Finance Secretary Derek Mackay said the increase in the resource budget for health and sport, up 5.5% on the previous year to £13.9 billion, confirms "health is a top priority for the government".
He said the rise would take spending levels to £754 million over and above inflation since 2016/17 which he told MSPs is equivalent to 19,000 nurses.
Funding for front-line NHS boards will rise by 4.2% to £430 million, which includes a £149 million increase in investment for reform.
Most of the extra reform cash will go to improving waiting times, up £90 million on 2017/18 to £146 million while primary care will increase by £35 million to £155 million, and cancer by £2 million to £12 million.
Direct investment in mental health services will rise by £27 million taking overall mental health funding to £1.1 billion in the next financial year.
Investment in social care and integration will rise to more than £700 million in 2019/20, which includes the £120 million being transferred from health to local government for integration and school counselling services as well as £40 million to local government to extend free personal care to under 65s.

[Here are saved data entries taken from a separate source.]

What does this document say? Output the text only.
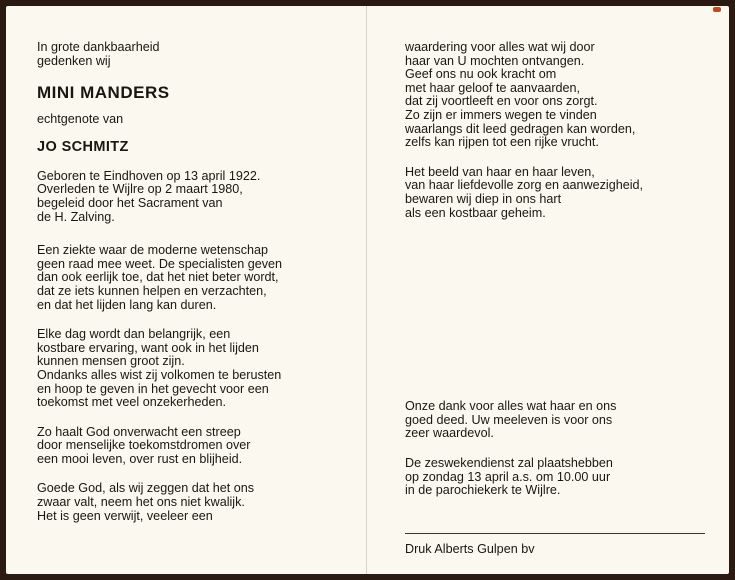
In grote dankbaarheid
gedenken wij
MINI MANDERS
echtgenote van
JO SCHMITZ
Geboren te Eindhoven op 13 april 1922.
Overleden te Wijlre op 2 maart 1980,
begeleid door het Sacrament van
de H. Zalving.
Een ziekte waar de moderne wetenschap
geen raad mee weet. De specialisten geven
dan ook eerlijk toe, dat het niet beter wordt,
dat ze iets kunnen helpen en verzachten,
en dat het lijden lang kan duren.
Elke dag wordt dan belangrijk, een
kostbare ervaring, want ook in het lijden
kunnen mensen groot zijn.
Ondanks alles wist zij volkomen te berusten
en hoop te geven in het gevecht voor een
toekomst met veel onzekerheden.
Zo haalt God onverwacht een streep
door menselijke toekomstdromen over
een mooi leven, over rust en blijheid.
Goede God, als wij zeggen dat het ons
zwaar valt, neem het ons niet kwalijk.
Het is geen verwijt, veeleer een
waardering voor alles wat wij door
haar van U mochten ontvangen.
Geef ons nu ook kracht om
met haar geloof te aanvaarden,
dat zij voortleeft en voor ons zorgt.
Zo zijn er immers wegen te vinden
waarlangs dit leed gedragen kan worden,
zelfs kan rijpen tot een rijke vrucht.
Het beeld van haar en haar leven,
van haar liefdevolle zorg en aanwezigheid,
bewaren wij diep in ons hart
als een kostbaar geheim.
Onze dank voor alles wat haar en ons
goed deed. Uw meeleven is voor ons
zeer waardevol.
De zeswekendienst zal plaatshebben
op zondag 13 april a.s. om 10.00 uur
in de parochiekerk te Wijlre.
Druk Alberts Gulpen bv
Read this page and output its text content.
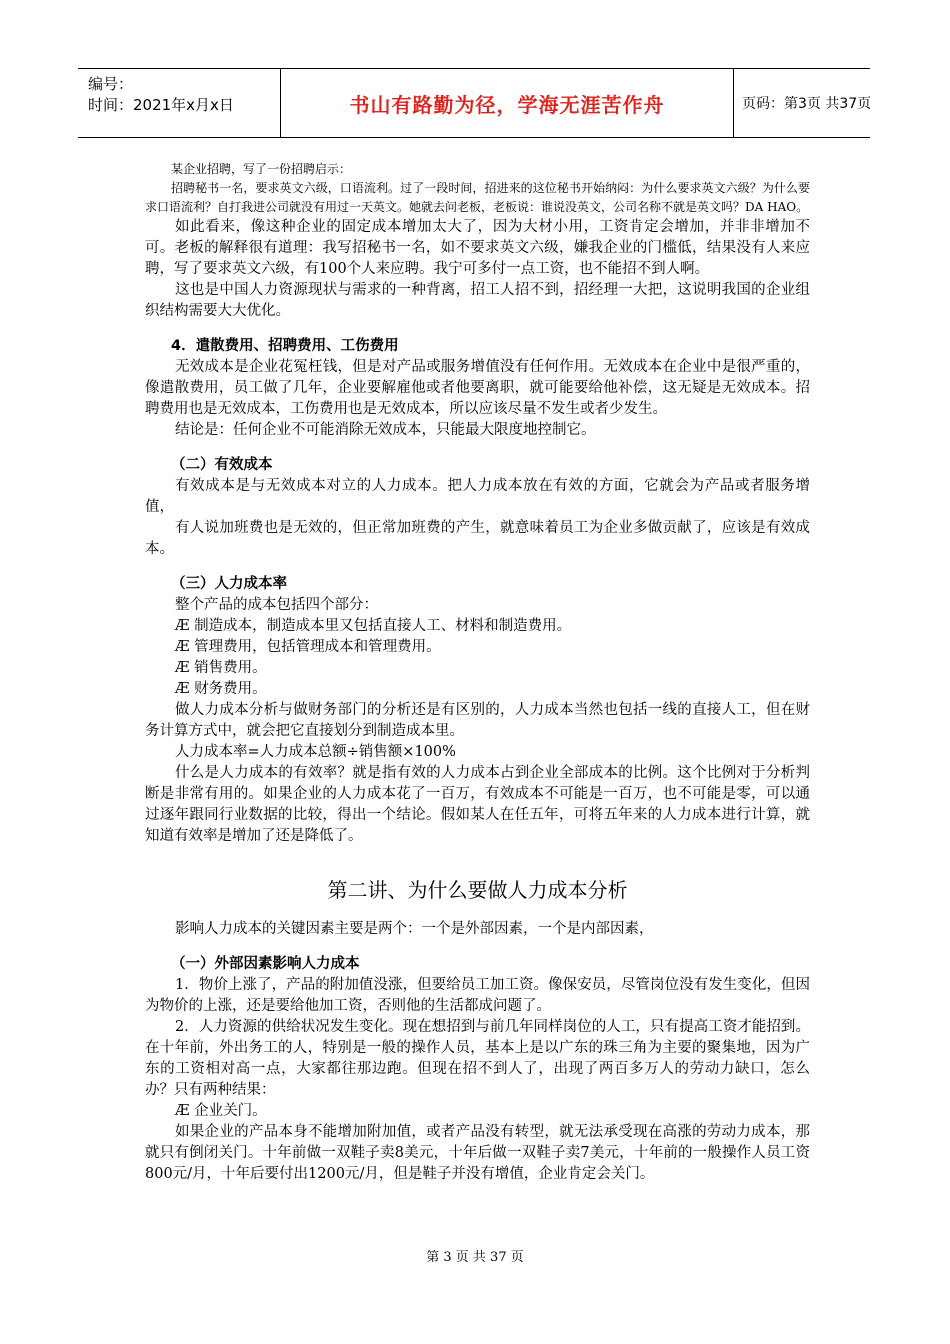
编号：
时间：2021年x月x日	书山有路勤为径，学海无涯苦作舟	页码：第3页 共37页

某企业招聘，写了一份招聘启示：

招聘秘书一名，要求英文六级，口语流利。过了一段时间，招进来的这位秘书开始纳闷：为什么要求英文六级？为什么要求口语流利？自打我进公司就没有用过一天英文。她就去问老板，老板说：谁说没英文，公司名称不就是英文吗？DA HAO。

如此看来，像这种企业的固定成本增加太大了，因为大材小用，工资肯定会增加，并非非增加不可。老板的解释很有道理：我写招秘书一名，如不要求英文六级，嫌我企业的门槛低，结果没有人来应聘，写了要求英文六级，有100个人来应聘。我宁可多付一点工资，也不能招不到人啊。

这也是中国人力资源现状与需求的一种背离，招工人招不到，招经理一大把，这说明我国的企业组织结构需要大大优化。

4．遣散费用、招聘费用、工伤费用

无效成本是企业花冤枉钱，但是对产品或服务增值没有任何作用。无效成本在企业中是很严重的，像遣散费用，员工做了几年，企业要解雇他或者他要离职，就可能要给他补偿，这无疑是无效成本。招聘费用也是无效成本，工伤费用也是无效成本，所以应该尽量不发生或者少发生。

结论是：任何企业不可能消除无效成本，只能最大限度地控制它。

（二）有效成本

有效成本是与无效成本对立的人力成本。把人力成本放在有效的方面，它就会为产品或者服务增值，

有人说加班费也是无效的，但正常加班费的产生，就意味着员工为企业多做贡献了，应该是有效成本。

（三）人力成本率

整个产品的成本包括四个部分：

Æ 制造成本，制造成本里又包括直接人工、材料和制造费用。

Æ 管理费用，包括管理成本和管理费用。

Æ 销售费用。

Æ 财务费用。

做人力成本分析与做财务部门的分析还是有区别的，人力成本当然也包括一线的直接人工，但在财务计算方式中，就会把它直接划分到制造成本里。

人力成本率=人力成本总额÷销售额×100%

什么是人力成本的有效率？就是指有效的人力成本占到企业全部成本的比例。这个比例对于分析判断是非常有用的。如果企业的人力成本花了一百万，有效成本不可能是一百万，也不可能是零，可以通过逐年跟同行业数据的比较，得出一个结论。假如某人在任五年，可将五年来的人力成本进行计算，就知道有效率是增加了还是降低了。

第二讲、为什么要做人力成本分析

影响人力成本的关键因素主要是两个：一个是外部因素，一个是内部因素，

（一）外部因素影响人力成本

1．物价上涨了，产品的附加值没涨，但要给员工加工资。像保安员，尽管岗位没有发生变化，但因为物价的上涨，还是要给他加工资，否则他的生活都成问题了。

2．人力资源的供给状况发生变化。现在想招到与前几年同样岗位的人工，只有提高工资才能招到。在十年前，外出务工的人，特别是一般的操作人员，基本上是以广东的珠三角为主要的聚集地，因为广东的工资相对高一点，大家都往那边跑。但现在招不到人了，出现了两百多万人的劳动力缺口，怎么办？只有两种结果：

Æ 企业关门。

如果企业的产品本身不能增加附加值，或者产品没有转型，就无法承受现在高涨的劳动力成本，那就只有倒闭关门。十年前做一双鞋子卖8美元，十年后做一双鞋子卖7美元，十年前的一般操作人员工资800元/月，十年后要付出1200元/月，但是鞋子并没有增值，企业肯定会关门。

第 3 页 共 37 页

A Royal College of Physicians of Edinburgh spokesman said: "The draft budget indicates the Scottish Government's continued commitment to increasing the health resource budget by £2 billion by the end of this parliament, and we welcome the increase of £730 million for 2019-20.
"However, we know that the Scottish NHS is under a great deal of pressure and health funding must be targeted and effective."
Dr Alasdair Forbes of the Royal College of General Practitioners Scotland said: "We've been clear in calling for urgent and continuing action to be taken to tackle the GP workforce crisis.
"That will only be achieved by appropriately funding general practice and primary care, so helping to deal with the unsustainable workload challenges being faced by family doctors.
"We hope to see an appropriate portion of the funding announced in today's budget go to general practice and primary care."
The organisation predicts a shortfall in full time GPs of 856 by 2021 and said despite Scottish Government schemes aimed at boosting GP numbers such as setting up a graduate entry medical school and a dedicated GP jobs website, more needs to be done.